US 11,782,983 B1
Expanded character encoding to enhance regular expression filter capabilities
Pritish Pravin Malavade, San Jose, CA (US); Nigel Antoine Gulstone, San Jose, CA (US); and Kalaiselvi Kamaraj, Foster City, CA (US)
Assigned to Amazon Technologies, Inc., Seattle, WA (US)
Filed by Amazon Technologies, Inc., Seattle, WA (US)
Filed on Nov. 27, 2020, as Appl. No. 17/106,010.
Int. Cl. G06F 16/00 (2019.01); G06F 16/9032 (2019.01); G06F 16/9035 (2019.01); G06F 16/30 (2019.01)
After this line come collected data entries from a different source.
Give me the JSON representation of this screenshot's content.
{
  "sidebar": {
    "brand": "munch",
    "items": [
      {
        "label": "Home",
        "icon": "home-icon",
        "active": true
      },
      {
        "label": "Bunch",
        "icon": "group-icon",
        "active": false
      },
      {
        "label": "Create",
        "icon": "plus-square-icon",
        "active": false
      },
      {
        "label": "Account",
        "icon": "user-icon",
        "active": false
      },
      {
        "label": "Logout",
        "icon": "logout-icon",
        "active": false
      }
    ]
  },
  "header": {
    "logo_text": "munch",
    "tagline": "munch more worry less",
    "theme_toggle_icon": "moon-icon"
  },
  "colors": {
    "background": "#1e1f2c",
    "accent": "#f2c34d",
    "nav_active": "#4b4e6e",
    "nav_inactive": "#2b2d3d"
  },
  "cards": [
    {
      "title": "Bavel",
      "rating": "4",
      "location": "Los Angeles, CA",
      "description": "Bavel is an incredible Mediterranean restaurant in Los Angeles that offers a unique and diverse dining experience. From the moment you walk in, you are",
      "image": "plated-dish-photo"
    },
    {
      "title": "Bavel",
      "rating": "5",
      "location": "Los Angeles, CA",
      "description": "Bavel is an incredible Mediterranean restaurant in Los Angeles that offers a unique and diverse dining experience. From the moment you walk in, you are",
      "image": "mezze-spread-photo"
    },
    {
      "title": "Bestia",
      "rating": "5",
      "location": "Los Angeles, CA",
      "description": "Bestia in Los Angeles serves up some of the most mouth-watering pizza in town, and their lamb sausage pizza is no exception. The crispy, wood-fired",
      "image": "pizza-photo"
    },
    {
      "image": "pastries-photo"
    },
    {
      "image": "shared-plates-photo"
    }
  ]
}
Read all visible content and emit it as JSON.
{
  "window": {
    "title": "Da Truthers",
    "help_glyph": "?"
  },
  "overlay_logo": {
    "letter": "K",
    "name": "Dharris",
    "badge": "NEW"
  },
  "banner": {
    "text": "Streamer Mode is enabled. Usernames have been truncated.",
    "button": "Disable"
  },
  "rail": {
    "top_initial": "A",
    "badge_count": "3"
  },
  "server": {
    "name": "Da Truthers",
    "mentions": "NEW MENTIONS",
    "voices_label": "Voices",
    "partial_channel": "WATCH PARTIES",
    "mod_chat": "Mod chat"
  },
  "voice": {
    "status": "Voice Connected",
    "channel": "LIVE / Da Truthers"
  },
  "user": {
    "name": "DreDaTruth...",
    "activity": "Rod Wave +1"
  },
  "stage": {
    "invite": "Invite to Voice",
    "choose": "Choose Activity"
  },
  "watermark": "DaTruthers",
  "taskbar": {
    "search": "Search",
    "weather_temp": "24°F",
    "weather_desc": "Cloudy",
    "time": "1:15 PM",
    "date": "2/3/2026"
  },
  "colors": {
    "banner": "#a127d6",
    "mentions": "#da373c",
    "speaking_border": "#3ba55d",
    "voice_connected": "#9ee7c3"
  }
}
CPC G06F 16/90324 (2019.01) [G06F 16/9035 (2019.01)] 20 Claims
OG exemplary drawing
 
1. One or more integrated circuits, configured to implement a regular expression filter, the regular expression filter comprising:
a match and substitution engine, configured to:
compare two or more adjacent characters in a stream of characters being processed through the match and substitution engine with a rule to recognize the two or more adjacent characters whether the two or more adjacent characters are a match for a regular expression, wherein the rule instructs the match and substitution engine to replace the two or more adjacent characters with a symbol to substitute for the two or more adjacent characters;
based on the comparison, identify the two or more adjacent characters in the stream of characters according to the rule as the match for evaluating the regular expression; and
for a first character of the two or more adjacent characters:
output the symbol in place of the first character of the two or more adjacent characters in the stream of characters; and
output an enabled signal for the symbol;
for a second character of the two or more adjacent characters that occurs after the first character of the two or more adjacent characters in the stream of characters:
output the second character in the stream of characters; and
output a disabled signal for the second character;
one or more non-deterministic finite automaton (NFA) states, configured to process:
the symbol as a replacement of the first character in the two or more adjacent characters in the stream of characters; and
the second character of the two or more adjacent characters in the stream of characters as a no-op according to the disabled signal output from the match and substitution engine; and
a final acceptor, configured to provide a match signal that indicates whether the stream of characters matches the regular expression based on respective outputs of the one or more NFA states.